Burton's presence is magnetic - but not at the expense of the overall atmosphere of the film, which is one of shabby existential torpor. He plays a man who has been too long in a world where the only loyalty is to expediency. Ever-watchful, at points his self-composed stillness explodes into a snarling intensity. Spies are 'a bunch of seedy, squalid bastards like me' he says. Claire Bloom plays the earnest, perkily innocent librarian who gets drawn into his connections. There's no glamour here though - his is a world of smoky boozers and rain, the labour exchange and tinned tomato soup from the corner shop.
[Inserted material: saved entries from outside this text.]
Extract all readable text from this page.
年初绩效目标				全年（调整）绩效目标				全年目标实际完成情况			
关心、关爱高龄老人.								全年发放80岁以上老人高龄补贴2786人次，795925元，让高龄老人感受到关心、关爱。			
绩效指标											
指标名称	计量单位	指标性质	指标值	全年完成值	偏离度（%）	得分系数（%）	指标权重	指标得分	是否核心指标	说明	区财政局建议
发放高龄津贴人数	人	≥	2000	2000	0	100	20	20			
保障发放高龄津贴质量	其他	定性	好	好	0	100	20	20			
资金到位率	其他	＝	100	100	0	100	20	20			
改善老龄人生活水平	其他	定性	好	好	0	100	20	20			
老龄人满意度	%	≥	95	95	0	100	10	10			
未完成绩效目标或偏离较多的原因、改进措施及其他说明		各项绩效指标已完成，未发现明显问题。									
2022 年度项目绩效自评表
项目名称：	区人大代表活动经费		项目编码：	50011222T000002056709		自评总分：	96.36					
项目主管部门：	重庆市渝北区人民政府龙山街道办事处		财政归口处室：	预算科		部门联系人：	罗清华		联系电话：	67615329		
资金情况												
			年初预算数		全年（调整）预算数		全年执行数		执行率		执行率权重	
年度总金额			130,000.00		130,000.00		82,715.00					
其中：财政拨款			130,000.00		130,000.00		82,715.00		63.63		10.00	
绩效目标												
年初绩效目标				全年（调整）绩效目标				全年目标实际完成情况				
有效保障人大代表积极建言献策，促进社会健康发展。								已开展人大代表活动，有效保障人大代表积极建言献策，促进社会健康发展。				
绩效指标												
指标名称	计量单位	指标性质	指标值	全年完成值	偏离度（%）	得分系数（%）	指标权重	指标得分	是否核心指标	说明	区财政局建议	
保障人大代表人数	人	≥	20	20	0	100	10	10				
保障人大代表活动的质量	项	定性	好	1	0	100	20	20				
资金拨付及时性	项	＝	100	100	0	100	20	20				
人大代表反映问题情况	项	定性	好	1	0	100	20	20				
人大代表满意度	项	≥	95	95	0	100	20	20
Other elements of the film maintain the atmosphere. Oswald Morris's camera roams softly around, laying out the geography of offices, cells and the puddly courtyards with an oily darkness to their ground. Sol Kaplan's score is sparing and appropriate; often though there is no sound at all except the quietness of a room in which two people try to second-guess each other. Paul Dehn and Guy Trosper's screenplay, from John le Carré’s source novel of the same name, is a masterclass with barely a word wasted. By the end of the film even the most casual of asides have assumed terrible retrospective meaning.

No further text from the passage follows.